The early chemotherapy strategy also is being evaluated as part of the 7-arm STAMPEDE trial,3 a British study seeking to enroll 5000 men that is expected to report results soon, noted Vogelzang.

Vogelzang, however, does not expect any findings to eclipse those generated by CHAARTED. “I don’t see any trial likely to be done that would threaten this data,” he said.

An important lesson from the trial, Vogelzang noted, is that “the idea that we can’t make progress with old drugs is not true; we don’t always know how to give these drugs.”

Questions remain, as well, about how to combine and sequence some of the many newer drugs for patients with prostate cancer, Vogelzang said. One at the top of his mind is whether radium-223 (Xofigo) could be added to a regimen of leuprolide and docetaxel, allowing a variety of different mechanisms to fight drug resistance simultaneously.

“All these are going to require time to work out their drug—drug interactions and their safety,” he said. “We know that hormones play well with others, but if you combine radium-223 with docetaxel, you might have to cut back on the docetaxel. So our combinations might not be A plus B plus C, but maybe AB followed by C to avoid interactions.”

Completing a series of such trials will take more than 10 years, he said.

“The ability to design and conduct these kinds of trials is going to be dependent upon a generation of oncologists,” Vogelzang said.

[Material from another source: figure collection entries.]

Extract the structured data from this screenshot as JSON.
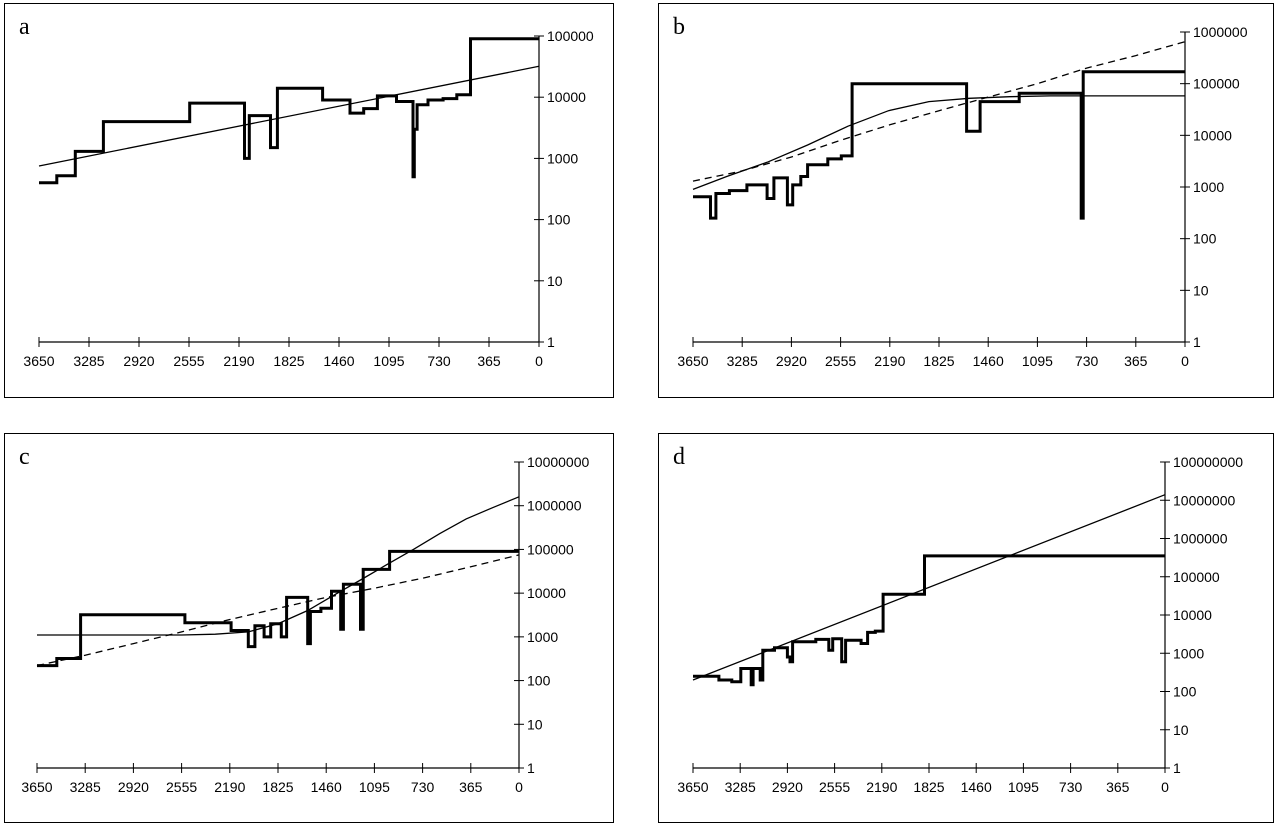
{
  "chart_data": [
    {
      "type": "line",
      "panel_label": "a",
      "xlim": [
        3650,
        0
      ],
      "x_ticks": [
        "3650",
        "3285",
        "2920",
        "2555",
        "2190",
        "1825",
        "1460",
        "1095",
        "730",
        "365",
        "0"
      ],
      "y_scale": "log",
      "ylim": [
        1,
        100000
      ],
      "y_ticks": [
        "1",
        "10",
        "100",
        "1000",
        "10000",
        "100000"
      ],
      "series": [
        {
          "style": "step-thick",
          "points": [
            [
              3650,
              400
            ],
            [
              3520,
              400
            ],
            [
              3520,
              520
            ],
            [
              3385,
              520
            ],
            [
              3385,
              1300
            ],
            [
              3180,
              1300
            ],
            [
              3180,
              4000
            ],
            [
              2550,
              4000
            ],
            [
              2550,
              8000
            ],
            [
              2150,
              8000
            ],
            [
              2150,
              1000
            ],
            [
              2115,
              1000
            ],
            [
              2115,
              5000
            ],
            [
              1960,
              5000
            ],
            [
              1960,
              1500
            ],
            [
              1910,
              1500
            ],
            [
              1910,
              14000
            ],
            [
              1580,
              14000
            ],
            [
              1580,
              9000
            ],
            [
              1380,
              9000
            ],
            [
              1380,
              5500
            ],
            [
              1280,
              5500
            ],
            [
              1280,
              6500
            ],
            [
              1180,
              6500
            ],
            [
              1180,
              10500
            ],
            [
              1040,
              10500
            ],
            [
              1040,
              8500
            ],
            [
              920,
              8500
            ],
            [
              920,
              500
            ],
            [
              910,
              500
            ],
            [
              910,
              3000
            ],
            [
              890,
              3000
            ],
            [
              890,
              7500
            ],
            [
              810,
              7500
            ],
            [
              810,
              9000
            ],
            [
              700,
              9000
            ],
            [
              700,
              9500
            ],
            [
              600,
              9500
            ],
            [
              600,
              11000
            ],
            [
              500,
              11000
            ],
            [
              500,
              90000
            ],
            [
              0,
              90000
            ]
          ]
        },
        {
          "style": "thin",
          "points": [
            [
              3650,
              750
            ],
            [
              0,
              32000
            ]
          ]
        }
      ]
    },
    {
      "type": "line",
      "panel_label": "b",
      "xlim": [
        3650,
        0
      ],
      "x_ticks": [
        "3650",
        "3285",
        "2920",
        "2555",
        "2190",
        "1825",
        "1460",
        "1095",
        "730",
        "365",
        "0"
      ],
      "y_scale": "log",
      "ylim": [
        1,
        1000000
      ],
      "y_ticks": [
        "1",
        "10",
        "100",
        "1000",
        "10000",
        "100000",
        "1000000"
      ],
      "series": [
        {
          "style": "step-thick",
          "points": [
            [
              3650,
              650
            ],
            [
              3520,
              650
            ],
            [
              3520,
              250
            ],
            [
              3480,
              250
            ],
            [
              3480,
              750
            ],
            [
              3380,
              750
            ],
            [
              3380,
              850
            ],
            [
              3250,
              850
            ],
            [
              3250,
              1100
            ],
            [
              3100,
              1100
            ],
            [
              3100,
              600
            ],
            [
              3050,
              600
            ],
            [
              3050,
              1500
            ],
            [
              2950,
              1500
            ],
            [
              2950,
              450
            ],
            [
              2910,
              450
            ],
            [
              2910,
              1100
            ],
            [
              2850,
              1100
            ],
            [
              2850,
              1600
            ],
            [
              2800,
              1600
            ],
            [
              2800,
              2700
            ],
            [
              2650,
              2700
            ],
            [
              2650,
              3500
            ],
            [
              2550,
              3500
            ],
            [
              2550,
              4000
            ],
            [
              2470,
              4000
            ],
            [
              2470,
              100000
            ],
            [
              1620,
              100000
            ],
            [
              1620,
              12000
            ],
            [
              1520,
              12000
            ],
            [
              1520,
              45000
            ],
            [
              1230,
              45000
            ],
            [
              1230,
              65000
            ],
            [
              770,
              65000
            ],
            [
              770,
              250
            ],
            [
              755,
              250
            ],
            [
              755,
              170000
            ],
            [
              0,
              170000
            ]
          ]
        },
        {
          "style": "thin",
          "points": [
            [
              3650,
              900
            ],
            [
              3400,
              1600
            ],
            [
              3100,
              3000
            ],
            [
              2800,
              6500
            ],
            [
              2500,
              15000
            ],
            [
              2200,
              30000
            ],
            [
              1900,
              45000
            ],
            [
              1600,
              52000
            ],
            [
              1300,
              56000
            ],
            [
              1000,
              58000
            ],
            [
              700,
              58000
            ],
            [
              0,
              58000
            ]
          ]
        },
        {
          "style": "dashed",
          "points": [
            [
              3650,
              1300
            ],
            [
              3300,
              2000
            ],
            [
              2920,
              3800
            ],
            [
              2555,
              8000
            ],
            [
              2190,
              16000
            ],
            [
              1825,
              30000
            ],
            [
              1460,
              55000
            ],
            [
              1095,
              100000
            ],
            [
              730,
              200000
            ],
            [
              365,
              350000
            ],
            [
              0,
              650000
            ]
          ]
        }
      ]
    },
    {
      "type": "line",
      "panel_label": "c",
      "xlim": [
        3650,
        0
      ],
      "x_ticks": [
        "3650",
        "3285",
        "2920",
        "2555",
        "2190",
        "1825",
        "1460",
        "1095",
        "730",
        "365",
        "0"
      ],
      "y_scale": "log",
      "ylim": [
        1,
        10000000
      ],
      "y_ticks": [
        "1",
        "10",
        "100",
        "1000",
        "10000",
        "100000",
        "1000000",
        "10000000"
      ],
      "series": [
        {
          "style": "step-thick",
          "points": [
            [
              3650,
              220
            ],
            [
              3500,
              220
            ],
            [
              3500,
              320
            ],
            [
              3320,
              320
            ],
            [
              3320,
              3200
            ],
            [
              2530,
              3200
            ],
            [
              2530,
              2100
            ],
            [
              2180,
              2100
            ],
            [
              2180,
              1400
            ],
            [
              2050,
              1400
            ],
            [
              2050,
              600
            ],
            [
              2000,
              600
            ],
            [
              2000,
              1800
            ],
            [
              1930,
              1800
            ],
            [
              1930,
              1000
            ],
            [
              1880,
              1000
            ],
            [
              1880,
              2000
            ],
            [
              1800,
              2000
            ],
            [
              1800,
              1000
            ],
            [
              1760,
              1000
            ],
            [
              1760,
              8000
            ],
            [
              1600,
              8000
            ],
            [
              1600,
              700
            ],
            [
              1580,
              700
            ],
            [
              1580,
              3800
            ],
            [
              1500,
              3800
            ],
            [
              1500,
              4500
            ],
            [
              1420,
              4500
            ],
            [
              1420,
              11000
            ],
            [
              1350,
              11000
            ],
            [
              1350,
              1500
            ],
            [
              1330,
              1500
            ],
            [
              1330,
              16000
            ],
            [
              1200,
              16000
            ],
            [
              1200,
              1500
            ],
            [
              1180,
              1500
            ],
            [
              1180,
              35000
            ],
            [
              980,
              35000
            ],
            [
              980,
              90000
            ],
            [
              0,
              90000
            ]
          ]
        },
        {
          "style": "thin",
          "points": [
            [
              3650,
              1100
            ],
            [
              3300,
              1100
            ],
            [
              2900,
              1100
            ],
            [
              2555,
              1100
            ],
            [
              2300,
              1150
            ],
            [
              2050,
              1300
            ],
            [
              1825,
              2000
            ],
            [
              1600,
              4000
            ],
            [
              1400,
              9000
            ],
            [
              1200,
              20000
            ],
            [
              1000,
              45000
            ],
            [
              800,
              100000
            ],
            [
              600,
              230000
            ],
            [
              400,
              500000
            ],
            [
              200,
              900000
            ],
            [
              0,
              1600000
            ]
          ]
        },
        {
          "style": "dashed",
          "points": [
            [
              3650,
              220
            ],
            [
              3285,
              380
            ],
            [
              2920,
              700
            ],
            [
              2555,
              1300
            ],
            [
              2190,
              2500
            ],
            [
              1825,
              4500
            ],
            [
              1460,
              8000
            ],
            [
              1095,
              13000
            ],
            [
              730,
              22000
            ],
            [
              365,
              40000
            ],
            [
              0,
              75000
            ]
          ]
        }
      ]
    },
    {
      "type": "line",
      "panel_label": "d",
      "xlim": [
        3650,
        0
      ],
      "x_ticks": [
        "3650",
        "3285",
        "2920",
        "2555",
        "2190",
        "1825",
        "1460",
        "1095",
        "730",
        "365",
        "0"
      ],
      "y_scale": "log",
      "ylim": [
        1,
        100000000
      ],
      "y_ticks": [
        "1",
        "10",
        "100",
        "1000",
        "10000",
        "100000",
        "1000000",
        "10000000",
        "100000000"
      ],
      "series": [
        {
          "style": "step-thick",
          "points": [
            [
              3650,
              250
            ],
            [
              3450,
              250
            ],
            [
              3450,
              200
            ],
            [
              3350,
              200
            ],
            [
              3350,
              180
            ],
            [
              3280,
              180
            ],
            [
              3280,
              400
            ],
            [
              3200,
              400
            ],
            [
              3200,
              150
            ],
            [
              3185,
              150
            ],
            [
              3185,
              400
            ],
            [
              3130,
              400
            ],
            [
              3130,
              200
            ],
            [
              3110,
              200
            ],
            [
              3110,
              1200
            ],
            [
              3020,
              1200
            ],
            [
              3020,
              1400
            ],
            [
              2920,
              1400
            ],
            [
              2920,
              800
            ],
            [
              2900,
              800
            ],
            [
              2900,
              600
            ],
            [
              2880,
              600
            ],
            [
              2880,
              2000
            ],
            [
              2700,
              2000
            ],
            [
              2700,
              2300
            ],
            [
              2600,
              2300
            ],
            [
              2600,
              1200
            ],
            [
              2570,
              1200
            ],
            [
              2570,
              2400
            ],
            [
              2500,
              2400
            ],
            [
              2500,
              600
            ],
            [
              2470,
              600
            ],
            [
              2470,
              2200
            ],
            [
              2350,
              2200
            ],
            [
              2350,
              1800
            ],
            [
              2300,
              1800
            ],
            [
              2300,
              3500
            ],
            [
              2240,
              3500
            ],
            [
              2240,
              3800
            ],
            [
              2180,
              3800
            ],
            [
              2180,
              35000
            ],
            [
              1860,
              35000
            ],
            [
              1860,
              350000
            ],
            [
              0,
              350000
            ]
          ]
        },
        {
          "style": "thin",
          "points": [
            [
              3650,
              200
            ],
            [
              0,
              14000000
            ]
          ]
        }
      ]
    }
  ]
}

  1. Sweeney C, Chen Y-H, Carducci MA, et al. Impact on OS with chemohormonal therapy versus hormonal therapy for hormone-sensitive newly metastatic prostate cancer: an ECOG-led phase III randomized trial. Presented at: the 50th Annual Meeting of the American Society of Clinical Oncology; May 30-June 2, 2014; Chicago, Illinois. Abstract LBA2.
  2. Gravis G, Fizazi K, Joly F, et al. Androgen-deprivation therapy alone or with docetaxel in non-castrate metastatic prostate cancer (GETUG-AFU 15): a randomised, open-label, phase 3 trial [published online January 8, 2013]. Lancet Oncol. 2013;14(2):149-158.
  3. NIH Clinical Trials Registry. www.ClinicalTrials.gov website. Clinical trials identifier: NCT00268476. Updated February 25, 2013. Accessed June 10, 2014.